I groan louder, exaggerating the noise, being as annoying as humanly possible. “Why is everyone happily living their lives tonight?”
Ashlei chuckles. “Just go to the doctor, Jess. Stop fighting it.”
“I’m fine.”
“Uh huh,” she says, shaking her head.
“I’ll be fine. It’s just a cold.”
“Whatever you say. Don’t spread your germs to my side of the room.”
“Oh don’t worry, she’s too busy rolling them around all over my pillow,” Erin adds as she opens their bedroom door. “Make sure you Lysol before you leave.” I toss a throw pillow at both of them just as they squeeze through the opening, laughing.

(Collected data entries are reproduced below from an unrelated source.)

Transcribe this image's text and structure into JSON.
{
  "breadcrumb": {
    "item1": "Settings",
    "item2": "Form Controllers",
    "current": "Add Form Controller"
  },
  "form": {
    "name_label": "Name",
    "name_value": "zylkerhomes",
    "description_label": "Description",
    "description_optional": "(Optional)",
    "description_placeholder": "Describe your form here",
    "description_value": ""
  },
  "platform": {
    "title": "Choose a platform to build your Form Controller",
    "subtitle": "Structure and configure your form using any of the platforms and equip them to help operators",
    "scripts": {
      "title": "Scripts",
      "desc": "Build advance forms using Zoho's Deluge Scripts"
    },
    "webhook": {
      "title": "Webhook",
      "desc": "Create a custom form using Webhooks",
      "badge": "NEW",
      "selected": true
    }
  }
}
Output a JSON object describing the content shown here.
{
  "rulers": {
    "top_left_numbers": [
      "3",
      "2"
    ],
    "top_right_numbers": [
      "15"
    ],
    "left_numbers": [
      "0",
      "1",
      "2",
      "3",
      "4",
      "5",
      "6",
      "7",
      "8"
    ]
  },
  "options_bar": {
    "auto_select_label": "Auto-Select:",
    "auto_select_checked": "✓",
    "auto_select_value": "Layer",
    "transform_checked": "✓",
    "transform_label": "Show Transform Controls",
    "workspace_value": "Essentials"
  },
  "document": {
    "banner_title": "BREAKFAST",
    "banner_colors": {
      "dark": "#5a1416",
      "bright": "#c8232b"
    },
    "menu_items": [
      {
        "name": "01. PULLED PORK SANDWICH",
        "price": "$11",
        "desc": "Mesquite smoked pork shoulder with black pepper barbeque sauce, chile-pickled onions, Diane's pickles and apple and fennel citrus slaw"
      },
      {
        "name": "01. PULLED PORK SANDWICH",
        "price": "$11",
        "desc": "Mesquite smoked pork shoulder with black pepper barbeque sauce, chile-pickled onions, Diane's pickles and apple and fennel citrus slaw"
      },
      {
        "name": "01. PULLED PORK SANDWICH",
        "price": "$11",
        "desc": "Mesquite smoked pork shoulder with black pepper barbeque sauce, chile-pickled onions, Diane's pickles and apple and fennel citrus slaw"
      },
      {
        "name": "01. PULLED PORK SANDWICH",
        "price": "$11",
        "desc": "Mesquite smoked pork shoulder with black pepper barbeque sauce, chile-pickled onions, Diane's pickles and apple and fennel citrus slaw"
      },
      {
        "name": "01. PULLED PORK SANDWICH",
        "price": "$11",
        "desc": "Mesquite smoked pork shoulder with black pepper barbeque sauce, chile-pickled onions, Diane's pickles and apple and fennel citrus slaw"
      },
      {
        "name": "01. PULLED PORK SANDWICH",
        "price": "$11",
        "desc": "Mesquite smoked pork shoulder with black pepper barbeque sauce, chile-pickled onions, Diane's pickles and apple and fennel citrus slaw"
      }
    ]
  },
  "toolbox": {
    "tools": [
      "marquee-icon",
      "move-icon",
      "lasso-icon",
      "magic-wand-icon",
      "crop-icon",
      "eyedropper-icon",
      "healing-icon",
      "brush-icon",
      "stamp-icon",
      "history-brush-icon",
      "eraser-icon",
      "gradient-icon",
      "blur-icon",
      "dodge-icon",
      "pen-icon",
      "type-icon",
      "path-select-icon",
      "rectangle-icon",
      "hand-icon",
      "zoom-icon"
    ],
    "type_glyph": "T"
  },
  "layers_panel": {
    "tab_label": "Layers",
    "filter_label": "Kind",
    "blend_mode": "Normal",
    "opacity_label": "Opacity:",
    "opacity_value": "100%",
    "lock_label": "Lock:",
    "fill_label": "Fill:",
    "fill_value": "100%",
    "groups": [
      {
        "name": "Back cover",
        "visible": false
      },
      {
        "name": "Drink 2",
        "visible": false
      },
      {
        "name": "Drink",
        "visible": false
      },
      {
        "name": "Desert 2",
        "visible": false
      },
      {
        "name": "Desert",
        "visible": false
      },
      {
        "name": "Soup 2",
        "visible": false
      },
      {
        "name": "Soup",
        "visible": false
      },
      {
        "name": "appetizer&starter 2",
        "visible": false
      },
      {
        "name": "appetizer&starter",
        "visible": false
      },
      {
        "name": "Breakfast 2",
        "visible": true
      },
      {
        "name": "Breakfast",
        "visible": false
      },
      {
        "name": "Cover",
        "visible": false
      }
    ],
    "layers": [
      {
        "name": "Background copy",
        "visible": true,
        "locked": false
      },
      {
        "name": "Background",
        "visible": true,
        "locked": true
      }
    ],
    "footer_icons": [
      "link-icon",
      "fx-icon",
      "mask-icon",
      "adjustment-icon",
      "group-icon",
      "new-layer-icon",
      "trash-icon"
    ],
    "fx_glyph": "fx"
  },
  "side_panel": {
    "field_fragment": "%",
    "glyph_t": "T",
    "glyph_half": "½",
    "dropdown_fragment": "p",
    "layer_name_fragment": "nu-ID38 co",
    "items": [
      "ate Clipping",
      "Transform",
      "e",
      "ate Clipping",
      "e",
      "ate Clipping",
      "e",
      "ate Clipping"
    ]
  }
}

When they’re gone and I’m alone, I sigh loudly, glancing at my phone and groaning again at the two missed texts from Jarrett. I’ve been avoiding him, which probably isn’t a smart move, considering how that worked out for me last time. Although, I really wouldn’t mind being fucked in a dark closet right about now. But ever since I saw him with that girl at Pie Heaven, I haven’t answered his texts. Which is stupid. And petty.
Mrs. Stupid and Petty herself, ladies and gentlemen.
Huffing, I heave myself off Erin’s bed and mope down the hallway to my own, burying myself in the covers. I tuck my phone under my pillow and will myself not to look at it again. Calling Jarrett and asking him to hang out with me while I’m sick would be crossing the line into boyfriend territory, and that’s the last thing I want — the last thing he wants, obviously. We both understand what we are and what we are not, even if I am butt-hurt over him going to lunch with another girl, and sick cuddle buddies definitely falls on the what-we-are-not-list.
But the more time that passes, the more I want to text him — see him, be around him. The scary thing is that I don’t even want to hook up, not really — not specifically, anyway. It would be a nice added feature to the package but really, I just want his company. I want to make him laugh, I want to hear him talk about his day, I want to put my feet in his lap and watch a movie. And the more that realization sets in, the harder it is to keep myself from picking up the phone — from giving into a feeling I haven’t had in over a year.